Quanto à forma como o trabalho foi feito, então, é claro, está totalmente sustentado no estilo científico da época. Existem algumas digressões líricas, apelos ao leitor, reclamações sobre a complexidade da tarefa, etc., que, em princípio, podem ser atribuídas, antes, a um gênero literário artístico e não científico, mas, em minha opinião, são bastante orgânicos, colorem pessoalmente o texto e facilitam a sua percepção (em geral, como já escrevi, o texto é bastante difícil de ler).

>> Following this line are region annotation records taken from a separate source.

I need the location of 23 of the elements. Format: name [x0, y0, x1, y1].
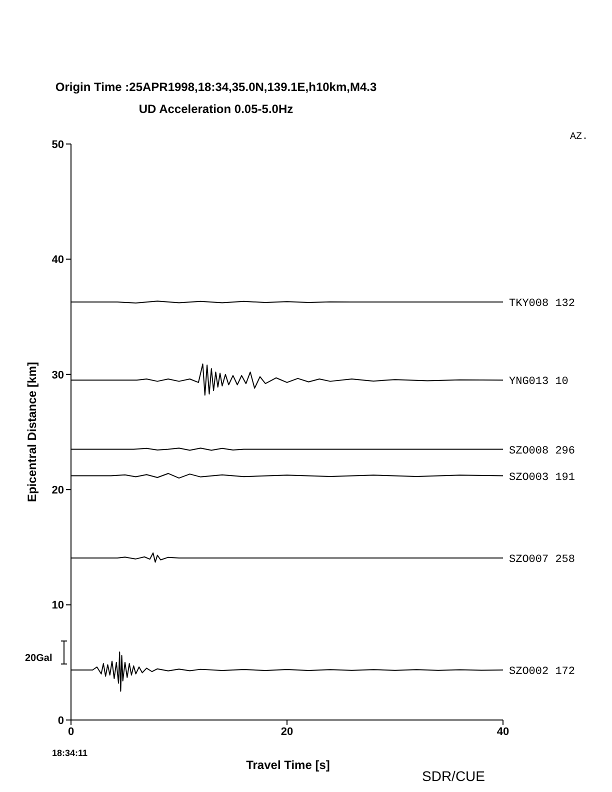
text: AZ. — [570, 132, 588, 143]
x-tick-label: 0 — [68, 726, 74, 738]
series-label: SZO008 296 — [509, 445, 576, 458]
x-tick-label: 40 — [496, 726, 510, 738]
series-label: SZO003 191 — [509, 472, 576, 484]
y-tick-label: 50 — [52, 138, 64, 151]
y-axis-title: Epicentral Distance [km] — [25, 362, 39, 502]
x-tick-label: 20 — [280, 726, 294, 738]
text: 18:34:11 — [52, 748, 88, 758]
y-tick-label: 20 — [52, 484, 64, 497]
text: SDR/CUE — [422, 768, 486, 784]
chart-subtitle: UD Acceleration 0.05-5.0Hz — [138, 102, 294, 116]
series-label: TKY008 132 — [509, 298, 576, 310]
chart-title: Origin Time :25APR1998,18:34,35.0N,139.1E,h10km,M4.3 — [54, 80, 378, 94]
y-tick-label: 0 — [58, 714, 64, 727]
y-tick-label: 30 — [52, 369, 64, 382]
x-axis-title: Travel Time [s] — [246, 758, 330, 772]
series-label: SZO007 258 — [509, 554, 576, 566]
series-label: SZO002 172 — [509, 666, 576, 678]
y-tick-label: 40 — [52, 254, 64, 266]
series-label: YNG013 10 — [509, 376, 568, 388]
text: 20Gal — [25, 653, 52, 664]
y-tick-label: 10 — [52, 600, 64, 612]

“É impossível livrar-se da ideia de que as pessoas geralmente medem tudo por uma medida falsa: lutam pelo poder, sucesso e riqueza, admiram quem tem tudo isso, mas subestimam as verdadeiras bênçãos da vida”, é assim que este estudo científico o trabalho começa. Essa proposta pode muito bem ser o início de uma obra de arte. Por alguma razão, isso me lembrou do início do romance "Anna Karenina": "Todas as famílias felizes são iguais, cada família infeliz é infeliz à sua maneira." E embora pareça que Freud use uma introdução que não pertence ao gênero científico, para meu gosto, todo trabalho só se beneficia desse início. Ao mesmo tempo, estabelece-se uma espécie de discussão e, ao mesmo tempo, uma espécie de máxima ética que dá o tom para todo o trabalho, inclusive a ética. Freud segue em grande parte a tradição dos filósofos dos séculos 18 e 19, de Rousseau a Kierkegaard e Nietzsche, que apresentaram idéias filosóficas em uma linguagem frequentemente muito poética.